Leggo che in Svezia si stanno ponendo una questione non di poco conto: i termovalorizzatori sono sovradimensionati e il Paese importa rifiuti da bruciare.

Si parva licet (ma fino a un certo punto perché le dimensioni sono analoghe), in Lombardia, a causa anche della tradizionale e non edificante questione dei rifiuti-di-Napoli, il Consiglio regionale ha votato la moratoria degli inceneritori e degli impianti di smaltimento dei rifiuti. Alcune province, sono ancora al 40% della raccolta differenziata. E ciò non va bene, a prescindere da tutto il resto.
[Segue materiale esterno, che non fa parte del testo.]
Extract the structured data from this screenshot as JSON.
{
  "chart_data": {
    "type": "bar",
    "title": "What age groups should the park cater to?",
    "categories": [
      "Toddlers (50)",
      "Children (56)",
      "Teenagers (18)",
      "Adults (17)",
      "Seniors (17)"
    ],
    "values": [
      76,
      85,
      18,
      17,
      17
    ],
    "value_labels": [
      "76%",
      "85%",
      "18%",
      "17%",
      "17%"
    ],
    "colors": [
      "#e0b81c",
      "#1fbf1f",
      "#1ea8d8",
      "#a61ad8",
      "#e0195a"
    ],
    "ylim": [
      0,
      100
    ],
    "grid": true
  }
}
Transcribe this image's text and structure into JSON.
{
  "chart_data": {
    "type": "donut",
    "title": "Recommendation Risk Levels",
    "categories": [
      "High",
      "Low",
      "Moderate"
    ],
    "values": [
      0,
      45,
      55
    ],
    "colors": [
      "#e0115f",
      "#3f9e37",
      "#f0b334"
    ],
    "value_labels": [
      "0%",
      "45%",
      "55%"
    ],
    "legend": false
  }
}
Oltre alla Svezia, sarebbe il caso di fare un salto a Reggio Emilia, dove Mirko Tutino, assessore provinciale all’ambiente, e la giunta del Pd hanno evitato la costruzione di un nuovo impianto di incenerimento, optando per un avanzatissimo programma di raccolta differenziata, spinta, porta-a-porta e di trattamento innovativo dei rifiuti di grande significato per una delle province più ricche e industriose del Paese.

Ne sa qualcosa chi vive e fa politica in provincia di Treviso, e lo avevo ricordato qualche tempo fa, proprio qui.

La crisi, tra le tante sfortune che essa comporta, si sta rivelando una grande occasione per ripensare il ciclo dei rifiuti, ispirarsi ad una idea diversa di riciclaggio (parola scivolosa, e in politica declinata ahinoi in un altro senso), riuso, riduzione della produzione dei rifiuti alla fonte, risparmio e lotta agli sprechi (che il rifiuto, se ci pensate, è proprio uno spreco, e invece può diventare altra cosa). L’Italia potrebbe diventare il Paese più avanzato in questo senso, creare filiere produttive alternative e occasioni di occupazione, immaginare un mondo diverso, a partire dal modo in cui le cose sono incartate. Siamo imballati da troppo tempo, e da troppo tempo ce lo ripetiamo un po’ tutti, eppure quasi nessuno ha pensato di ripartire proprio dagli imballaggi.

Ne avevamo scritto nelle 10 cose, e ora il centrosinistra ha l’occasione per dimostrarsi all’altezza delle sfide e rispondere in modo compiuto a chi in questi anni ha sollevato il problema. Senza insultarsi a vicenda, tra ‘politica’ e ‘antipolitica’, ma facendo della sana ‘antiretorica’, pragmatica ed efficiente. Della buona politica, insomma.